As tax reform legislation moves through Congress, a new economic impact study found that tax cuts could generate $131.7 billion in economic activity for hotels and related industries over the next 10 years.
On behalf of the American Hotel & Lodging Association (AHLA), Oxford Economics analyzed the impact of tax policy changes that would result in a tax cut of $1.5 trillion over 10 years, which they believe will cause real GDP growth to accelerate to 3.0% in 2018.
The results show that tax cuts will stimulate the economy and are expected to generate a boost to hotel industry operations, cause additional guest spending at restaurants and stores in the travel destination, and increase hotel capital investment—all benefitting the broader national economy.
“With tax reform moving through Congress and becoming closer to a reality, we are pleased to see the potential for significant financial benefits to the industry, and the U.S. economy,” said Katherine Lugar, president and CEO of AHLA. “From hotel operations, to our industry’s employees, to consumers enjoying their favorite travel destinations, tax reform enables further opportunity for financial growth and prosperity.”
Under this tax cut scenario, consumer and business travel are both expected to increase. Direct hotel guest spending, both onsite and through ancillary spending such as local restaurants, stores, and attractions, would be $57 billion higher over the next five years.
To meet this increased demand, businesses would hire new employees and add more shifts for existing ones, and increase their capital investment. This would generate $22.3 billion in additional wages and salaries for U.S. workers—equivalent to the annual compensation of 94,700 employees for five years. It would also increase state and local tax revenues by $3.9 billion. The total economic impact of this tax scenario is projected to be $131.7 billion.

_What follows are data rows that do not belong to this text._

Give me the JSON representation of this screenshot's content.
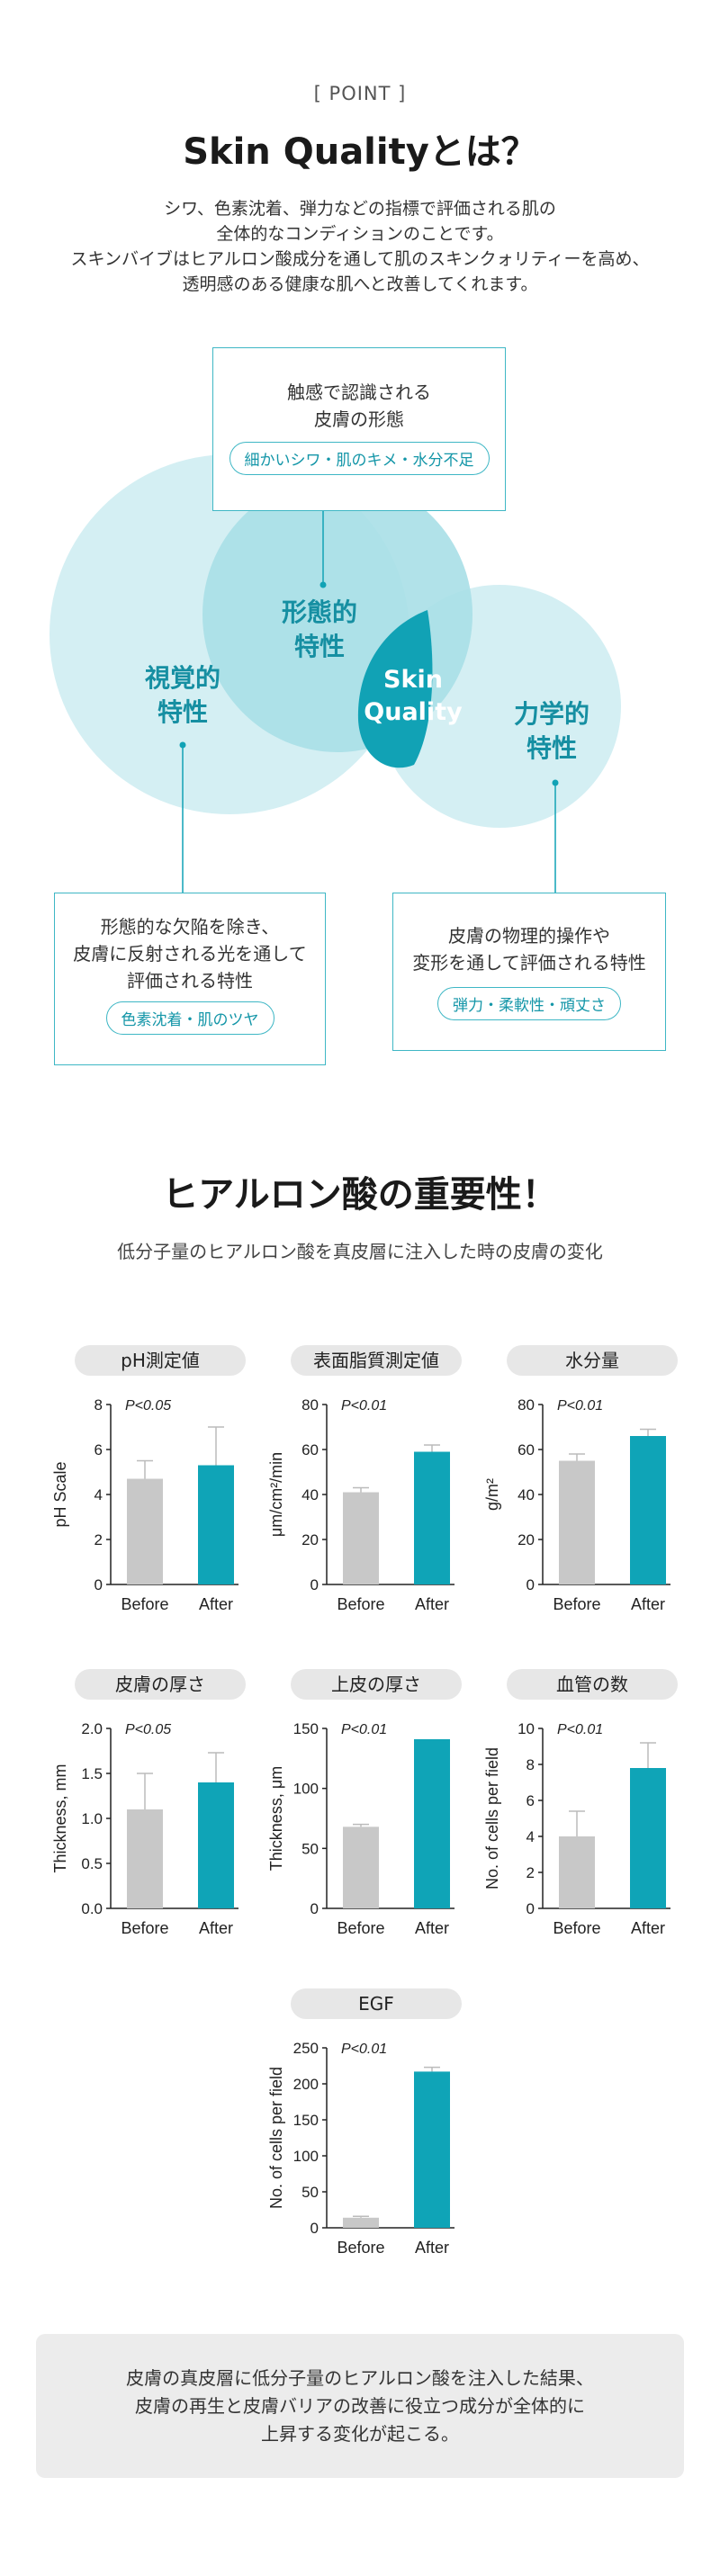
{
  "header": {
    "point_label": "[ POINT ]",
    "title": "Skin Qualityとは？",
    "intro_lines": [
      "シワ、色素沈着、弾力などの指標で評価される肌の",
      "全体的なコンディションのことです。",
      "スキンバイブはヒアルロン酸成分を通して肌のスキンクォリティーを高め、",
      "透明感のある健康な肌へと改善してくれます。"
    ]
  },
  "venn": {
    "top_box": {
      "lines": [
        "触感で認識される",
        "皮膚の形態"
      ],
      "pill": "細かいシワ・肌のキメ・水分不足"
    },
    "left_box": {
      "lines": [
        "形態的な欠陥を除き、",
        "皮膚に反射される光を通して",
        "評価される特性"
      ],
      "pill": "色素沈着・肌のツヤ"
    },
    "right_box": {
      "lines": [
        "皮膚の物理的操作や",
        "変形を通して評価される特性"
      ],
      "pill": "弾力・柔軟性・頑丈さ"
    },
    "labels": {
      "morphological": [
        "形態的",
        "特性"
      ],
      "visual": [
        "視覚的",
        "特性"
      ],
      "mechanical": [
        "力学的",
        "特性"
      ],
      "center": [
        "Skin",
        "Quality"
      ]
    },
    "colors": {
      "light": "#d4eff3",
      "mid": "#a9dfe7",
      "dark": "#11a2b5"
    }
  },
  "section2": {
    "title": "ヒアルロン酸の重要性！",
    "subtitle": "低分子量のヒアルロン酸を真皮層に注入した時の皮膚の変化"
  },
  "chart_data": [
    {
      "type": "bar",
      "title": "pH測定値",
      "categories": [
        "Before",
        "After"
      ],
      "values": [
        4.7,
        5.3
      ],
      "errors": [
        0.8,
        1.7
      ],
      "ylabel": "pH Scale",
      "ylim": [
        0,
        8
      ],
      "ticks": [
        "0",
        "2",
        "4",
        "6",
        "8"
      ],
      "pvalue": "P<0.05",
      "colors": [
        "#c8c8c8",
        "#0fa4b7"
      ]
    },
    {
      "type": "bar",
      "title": "表面脂質測定値",
      "categories": [
        "Before",
        "After"
      ],
      "values": [
        41,
        59
      ],
      "errors": [
        2,
        3
      ],
      "ylabel": "μm/cm²/min",
      "ylim": [
        0,
        80
      ],
      "ticks": [
        "0",
        "20",
        "40",
        "60",
        "80"
      ],
      "pvalue": "P<0.01",
      "colors": [
        "#c8c8c8",
        "#0fa4b7"
      ]
    },
    {
      "type": "bar",
      "title": "水分量",
      "categories": [
        "Before",
        "After"
      ],
      "values": [
        55,
        66
      ],
      "errors": [
        3,
        3
      ],
      "ylabel": "g/m²",
      "ylim": [
        0,
        80
      ],
      "ticks": [
        "0",
        "20",
        "40",
        "60",
        "80"
      ],
      "pvalue": "P<0.01",
      "colors": [
        "#c8c8c8",
        "#0fa4b7"
      ]
    },
    {
      "type": "bar",
      "title": "皮膚の厚さ",
      "categories": [
        "Before",
        "After"
      ],
      "values": [
        1.1,
        1.4
      ],
      "errors": [
        0.4,
        0.33
      ],
      "ylabel": "Thickness, mm",
      "ylim": [
        0,
        2.0
      ],
      "ticks": [
        "0.0",
        "0.5",
        "1.0",
        "1.5",
        "2.0"
      ],
      "pvalue": "P<0.05",
      "colors": [
        "#c8c8c8",
        "#0fa4b7"
      ]
    },
    {
      "type": "bar",
      "title": "上皮の厚さ",
      "categories": [
        "Before",
        "After"
      ],
      "values": [
        68,
        141
      ],
      "errors": [
        2,
        0
      ],
      "ylabel": "Thickness, μm",
      "ylim": [
        0,
        150
      ],
      "ticks": [
        "0",
        "50",
        "100",
        "150"
      ],
      "pvalue": "P<0.01",
      "colors": [
        "#c8c8c8",
        "#0fa4b7"
      ]
    },
    {
      "type": "bar",
      "title": "血管の数",
      "categories": [
        "Before",
        "After"
      ],
      "values": [
        4.0,
        7.8
      ],
      "errors": [
        1.4,
        1.4
      ],
      "ylabel": "No. of cells per field",
      "ylim": [
        0,
        10
      ],
      "ticks": [
        "0",
        "2",
        "4",
        "6",
        "8",
        "10"
      ],
      "pvalue": "P<0.01",
      "colors": [
        "#c8c8c8",
        "#0fa4b7"
      ]
    },
    {
      "type": "bar",
      "title": "EGF",
      "categories": [
        "Before",
        "After"
      ],
      "values": [
        14,
        217
      ],
      "errors": [
        2,
        6
      ],
      "ylabel": "No. of cells per field",
      "ylim": [
        0,
        250
      ],
      "ticks": [
        "0",
        "50",
        "100",
        "150",
        "200",
        "250"
      ],
      "pvalue": "P<0.01",
      "colors": [
        "#c8c8c8",
        "#0fa4b7"
      ]
    }
  ],
  "summary_lines": [
    "皮膚の真皮層に低分子量のヒアルロン酸を注入した結果、",
    "皮膚の再生と皮膚バリアの改善に役立つ成分が全体的に",
    "上昇する変化が起こる。"
  ]
}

Lugar praised Congress for its commitment to reforming U.S. tax policy and creating a pro-growth tax environment that will benefit the hotel and lodging industry, its employees, and American consumers.
“It’s particularly critical as three out of every five hotels in industry are made up of small businesses, many independently or family owned. Tax reform will go a long way in benefiting these individuals, as well as their employees and guests,” said Lugar.

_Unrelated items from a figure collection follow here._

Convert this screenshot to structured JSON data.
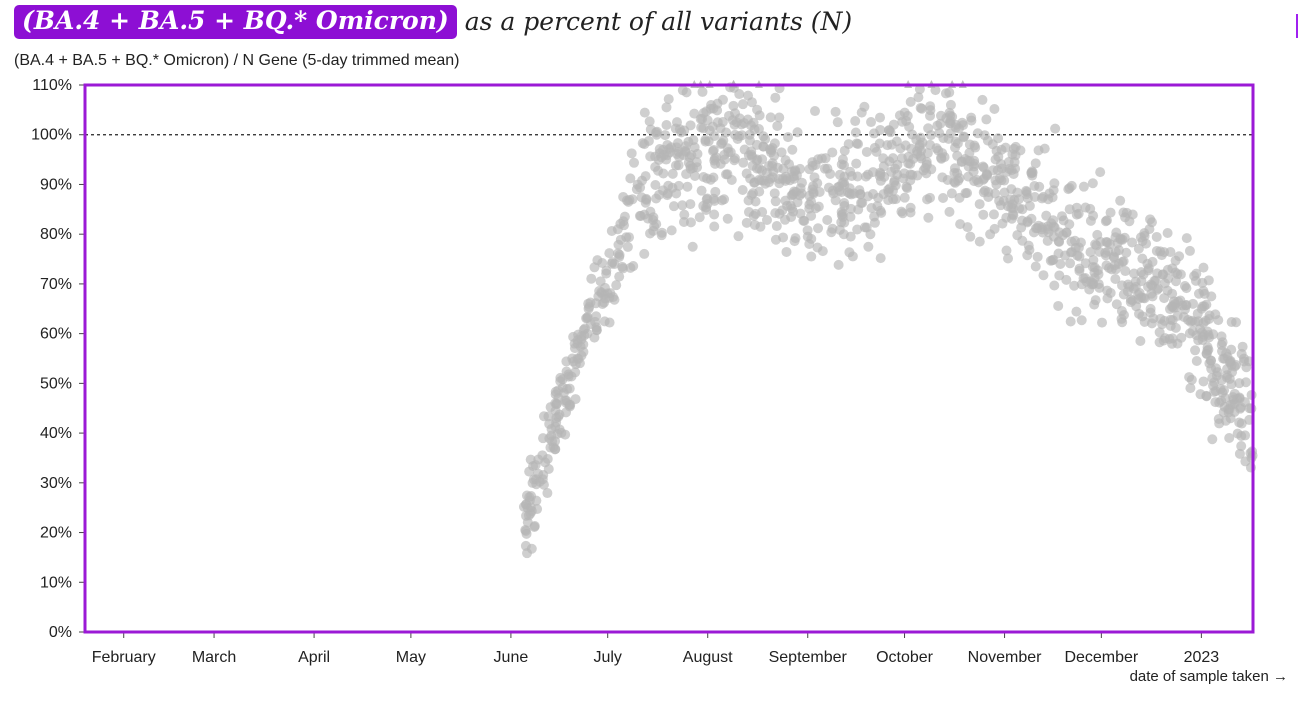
{
  "header": {
    "title_badge": "(BA.4 + BA.5 + BQ.* Omicron)",
    "title_rest": "as a percent of all variants (N)",
    "y_axis_label": "(BA.4 + BA.5 + BQ.* Omicron) / N Gene (5-day trimmed mean)"
  },
  "colors": {
    "frame": "#9b19d6",
    "badge": "#8d0fd4",
    "point": "#b5b5b5",
    "reference_line": "#222222"
  },
  "chart_data": {
    "type": "scatter",
    "title": "(BA.4 + BA.5 + BQ.* Omicron) as a percent of all variants (N)",
    "ylabel": "(BA.4 + BA.5 + BQ.* Omicron) / N Gene (5-day trimmed mean)",
    "xlabel": "date of sample taken →",
    "xlim": [
      "2022-01-20",
      "2023-01-17"
    ],
    "ylim": [
      0,
      110
    ],
    "reference_line_y": 100,
    "clipped_marker": "triangle at 110% for values above range",
    "y_ticks": [
      "0%",
      "10%",
      "20%",
      "30%",
      "40%",
      "50%",
      "60%",
      "70%",
      "80%",
      "90%",
      "100%",
      "110%"
    ],
    "x_ticks": [
      {
        "date": "2022-02-01",
        "label": "February"
      },
      {
        "date": "2022-03-01",
        "label": "March"
      },
      {
        "date": "2022-04-01",
        "label": "April"
      },
      {
        "date": "2022-05-01",
        "label": "May"
      },
      {
        "date": "2022-06-01",
        "label": "June"
      },
      {
        "date": "2022-07-01",
        "label": "July"
      },
      {
        "date": "2022-08-01",
        "label": "August"
      },
      {
        "date": "2022-09-01",
        "label": "September"
      },
      {
        "date": "2022-10-01",
        "label": "October"
      },
      {
        "date": "2022-11-01",
        "label": "November"
      },
      {
        "date": "2022-12-01",
        "label": "December"
      },
      {
        "date": "2023-01-01",
        "label": "2023"
      }
    ],
    "series": [
      {
        "trend": [
          {
            "x": "2022-06-05",
            "y": 23
          },
          {
            "x": "2022-06-09",
            "y": 28
          },
          {
            "x": "2022-06-13",
            "y": 38
          },
          {
            "x": "2022-06-17",
            "y": 47
          },
          {
            "x": "2022-06-21",
            "y": 55
          },
          {
            "x": "2022-06-25",
            "y": 62
          },
          {
            "x": "2022-06-30",
            "y": 70
          },
          {
            "x": "2022-07-07",
            "y": 80
          },
          {
            "x": "2022-07-15",
            "y": 90
          },
          {
            "x": "2022-07-25",
            "y": 95
          },
          {
            "x": "2022-08-05",
            "y": 98
          },
          {
            "x": "2022-08-15",
            "y": 96
          },
          {
            "x": "2022-08-25",
            "y": 90
          },
          {
            "x": "2022-09-05",
            "y": 87
          },
          {
            "x": "2022-09-15",
            "y": 88
          },
          {
            "x": "2022-09-25",
            "y": 92
          },
          {
            "x": "2022-10-05",
            "y": 97
          },
          {
            "x": "2022-10-15",
            "y": 98
          },
          {
            "x": "2022-10-25",
            "y": 93
          },
          {
            "x": "2022-11-05",
            "y": 87
          },
          {
            "x": "2022-11-15",
            "y": 83
          },
          {
            "x": "2022-11-25",
            "y": 78
          },
          {
            "x": "2022-12-05",
            "y": 75
          },
          {
            "x": "2022-12-15",
            "y": 73
          },
          {
            "x": "2022-12-25",
            "y": 68
          },
          {
            "x": "2023-01-01",
            "y": 62
          },
          {
            "x": "2023-01-07",
            "y": 52
          },
          {
            "x": "2023-01-13",
            "y": 45
          },
          {
            "x": "2023-01-17",
            "y": 42
          }
        ]
      }
    ]
  }
}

“We are pleased Congress has taken the next step toward enacting smart and effective tax reform that will allow businesses, families, and individuals to succeed. AHLA advocates for policies that enable hotels to operate on a level playing field and that empower business growth, competitiveness and entrepreneurism. We look forward to working with Congress and the Administration before the proposal becomes law to ensure that the final details support continued growth for our industry and the broader economy.”